Parents Revisit Their Fight for Parental Rights After Supreme Court Ruling
On June 27, 2025, the U.S. Supreme Court handed down a pivotal decision affirming the parental rights of families in public schools. The ruling sided with a group of Maryland parents seeking to opt their children out of reading LGBTQ+ inclusive books, citing religious objections. As debates reignite nationwide, parents who fought similar legal battles decades ago are weighing in with mixed reactions.
Reflections from a 1990s Court Battle
Back in 1992, Suzanne Brown was stunned when her son, Jason Mesiti, returned from a school assembly in Chelmsford, Massachusetts, describing a sex and AIDS education program as inappropriate and offensive. The program included theatrical demonstrations that, according to Jason, crossed the line of educational decency.
Shocked by the content and lack of prior notification, Brown sued the school district on grounds of religious freedom—but lost. Today, she views the Supreme Court’s new ruling as long overdue. “If a parent has beliefs and truths they want to stick to for their children, I think they should have the right to do that,” she said.
Supreme Court Ruling on LGBTQ+ Curriculum
In a 6-3 decision, the high court ruled that Montgomery County Public Schools in Maryland violated the First Amendment by denying opt-outs for parents opposed to reading LGBTQ+ themed books. Justice Samuel Alito emphasized that parents have a constitutional right to guide their children’s religious upbringing.
Justice Sonia Sotomayor dissented, warning the decision could create educational “chaos” and deter public schools from embracing diverse curriculums due to fear of lawsuits.
Opt-Outs: Parental Rights or Illusion of Control?
Suzi Landolphi, who created the controversial program attended by Jason in the 1990s, admits her approach was unconventional and possibly traumatic. Still, she insists the content was critical during the AIDS crisis. Landolphi now believes that while parents should have input, true control is elusive in a digital age.
Jason Mesiti, now an adult, supports opt-outs for harmful content but warns against book bans. “Schools should distinguish between age-inappropriate material and civil rights education,” he said.
Parental Rights in Legal History: From Tennessee to Connecticut
The Maryland ruling echoes older cases like Mozert v.
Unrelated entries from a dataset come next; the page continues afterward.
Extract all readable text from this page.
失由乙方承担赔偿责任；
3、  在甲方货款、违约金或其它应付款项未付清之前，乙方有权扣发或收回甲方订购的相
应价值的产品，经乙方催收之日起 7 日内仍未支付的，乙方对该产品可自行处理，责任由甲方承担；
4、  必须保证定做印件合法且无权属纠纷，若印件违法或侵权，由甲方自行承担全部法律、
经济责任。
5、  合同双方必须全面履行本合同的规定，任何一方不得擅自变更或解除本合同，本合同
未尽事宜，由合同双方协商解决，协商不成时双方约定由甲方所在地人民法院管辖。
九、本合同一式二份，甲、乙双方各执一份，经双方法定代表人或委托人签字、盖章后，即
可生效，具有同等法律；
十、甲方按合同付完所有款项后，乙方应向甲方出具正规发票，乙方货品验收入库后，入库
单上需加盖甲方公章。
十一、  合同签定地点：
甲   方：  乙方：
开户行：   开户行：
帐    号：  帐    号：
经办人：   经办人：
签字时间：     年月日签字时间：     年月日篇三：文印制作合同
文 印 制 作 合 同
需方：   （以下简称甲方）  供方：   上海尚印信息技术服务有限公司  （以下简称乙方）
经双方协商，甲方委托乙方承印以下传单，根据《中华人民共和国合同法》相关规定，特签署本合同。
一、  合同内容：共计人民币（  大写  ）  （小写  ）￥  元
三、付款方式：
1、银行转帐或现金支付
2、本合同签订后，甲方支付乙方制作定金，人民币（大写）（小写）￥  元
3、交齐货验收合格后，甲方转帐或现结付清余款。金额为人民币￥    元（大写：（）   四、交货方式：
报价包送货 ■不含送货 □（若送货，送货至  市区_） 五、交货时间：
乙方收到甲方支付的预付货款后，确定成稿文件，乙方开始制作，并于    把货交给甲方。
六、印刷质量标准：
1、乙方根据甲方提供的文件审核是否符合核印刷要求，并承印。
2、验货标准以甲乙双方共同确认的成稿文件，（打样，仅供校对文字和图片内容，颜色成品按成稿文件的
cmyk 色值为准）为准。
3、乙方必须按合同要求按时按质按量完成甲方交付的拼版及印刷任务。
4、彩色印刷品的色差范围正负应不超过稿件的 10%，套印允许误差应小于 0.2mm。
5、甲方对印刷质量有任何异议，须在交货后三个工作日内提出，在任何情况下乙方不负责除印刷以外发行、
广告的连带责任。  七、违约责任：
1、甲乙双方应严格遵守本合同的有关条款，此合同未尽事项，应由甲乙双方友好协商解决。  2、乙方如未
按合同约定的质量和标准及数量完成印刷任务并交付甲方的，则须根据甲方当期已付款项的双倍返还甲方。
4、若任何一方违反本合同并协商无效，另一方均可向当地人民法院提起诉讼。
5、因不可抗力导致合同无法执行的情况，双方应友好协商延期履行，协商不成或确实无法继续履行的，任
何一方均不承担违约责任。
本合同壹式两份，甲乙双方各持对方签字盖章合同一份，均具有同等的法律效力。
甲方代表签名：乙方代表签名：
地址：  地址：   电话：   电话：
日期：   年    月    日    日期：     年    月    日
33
Hawkins County in 1987, where evangelical parents objected to literature conflicting with their beliefs. Though initially victorious, they ultimately lost on appeal. Scholar Stephen Bates described it as a “proxy war” driven by national political groups.
Similarly, in Leebaert v. Harrington (2002), a Connecticut father sued after his son failed a health class due to non-attendance based on religious objections. Though the courts sided with the school, Corky Leebaert now believes parents should be granted opt-outs—within limits. “If we allow opt-outs for every issue, we risk eroding the integrity of public education,” he warned.
A Future of Educational Flexibility and Partnership
While advocates hail the Supreme Court ruling as a win for parental rights, others fear it could discourage schools from including inclusive or controversial materials. Education law expert Zach Schurin noted that public schools will now face a higher bar: proving a compelling interest when denying opt-out requests.
Bates, who supports the ruling, stressed the importance of accommodating different viewpoints to maintain diversity in classrooms. “Public schools are one of the last places where people from different backgrounds mix,” he said.
At the heart of the debate lies a common thread: families striving to raise their children according to their values. As Leebaert put it, “Behind every case are families doing their best to navigate difficult questions.”